Scleroderma dermal fibroblasts overexpress vascular endothelial growth factor due to autocrine transforming growth factor β signaling.

Objectives: Overexpression of vascular endothelial growth factor (VEGF) in scleroderma (SSc) skin may play a role in the pathogenesis of the disease. Our study was undertaken to evaluate whether dermal fibroblasts function as one of the sources of the increased VEGF in SSc, and to clarify its mechanism.
Methods: Protein and mRNA levels of VEGF were analyzed using immunoblotting, enzyme-linked immunosorbent assay, and real-time PCR. The DNA-binding ability of Smad3 was evaluated by DNA affinity precipitation.

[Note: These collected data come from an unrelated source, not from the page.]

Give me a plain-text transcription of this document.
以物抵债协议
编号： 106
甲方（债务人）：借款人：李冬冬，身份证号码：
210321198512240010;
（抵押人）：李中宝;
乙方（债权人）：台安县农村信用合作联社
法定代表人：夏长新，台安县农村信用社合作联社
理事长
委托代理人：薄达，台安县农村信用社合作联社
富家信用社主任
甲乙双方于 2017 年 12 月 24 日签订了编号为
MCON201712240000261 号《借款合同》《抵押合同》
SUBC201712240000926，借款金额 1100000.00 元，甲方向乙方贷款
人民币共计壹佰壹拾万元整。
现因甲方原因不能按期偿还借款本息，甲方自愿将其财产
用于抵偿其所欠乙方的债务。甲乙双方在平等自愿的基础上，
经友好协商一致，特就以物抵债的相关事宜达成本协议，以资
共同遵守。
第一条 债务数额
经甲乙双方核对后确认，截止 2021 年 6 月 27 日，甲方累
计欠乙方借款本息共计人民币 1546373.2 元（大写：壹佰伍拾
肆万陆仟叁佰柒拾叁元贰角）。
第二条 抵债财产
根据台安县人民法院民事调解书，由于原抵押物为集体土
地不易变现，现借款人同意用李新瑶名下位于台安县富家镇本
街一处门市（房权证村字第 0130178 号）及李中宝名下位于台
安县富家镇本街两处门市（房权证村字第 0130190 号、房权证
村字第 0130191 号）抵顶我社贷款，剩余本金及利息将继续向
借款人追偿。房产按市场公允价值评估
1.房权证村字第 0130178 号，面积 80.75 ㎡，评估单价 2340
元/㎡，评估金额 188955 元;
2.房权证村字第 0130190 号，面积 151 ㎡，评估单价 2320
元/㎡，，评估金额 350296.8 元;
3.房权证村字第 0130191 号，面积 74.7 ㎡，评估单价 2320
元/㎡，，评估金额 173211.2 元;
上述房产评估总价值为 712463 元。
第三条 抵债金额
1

Results: VEGF mRNA expression in vivo was increased in SSc skin compared to skin with other collagen diseases. Expression of VEGF protein and mRNA in cultured SSc dermal fibroblasts was constitutively and significantly upregulated. Ectopic TGF-β stimulation induced VEGF synthesis in normal fibroblasts, and TGF-β knockdown normalized the upregulated VEGF levels in SSc fibroblasts. Furthermore, Smad3 overexpression induced VEGF levels. We found that bp -532 to -521 on the VEGF promoter is a putative binding site for Smads, and that the binding activity of Smad3 to VEGF promoter was constitutively increased in SSc fibroblasts as well as in normal fibroblasts treated with exogenous TGF-β1.
Conclusions: We demonstrated that VEGF were overexpressed due to autocrine TGF-β/Smad signaling in SSc. TGF-β signaling may contribute to the pathogenesis of angiopathy as well as tissue fibrosis.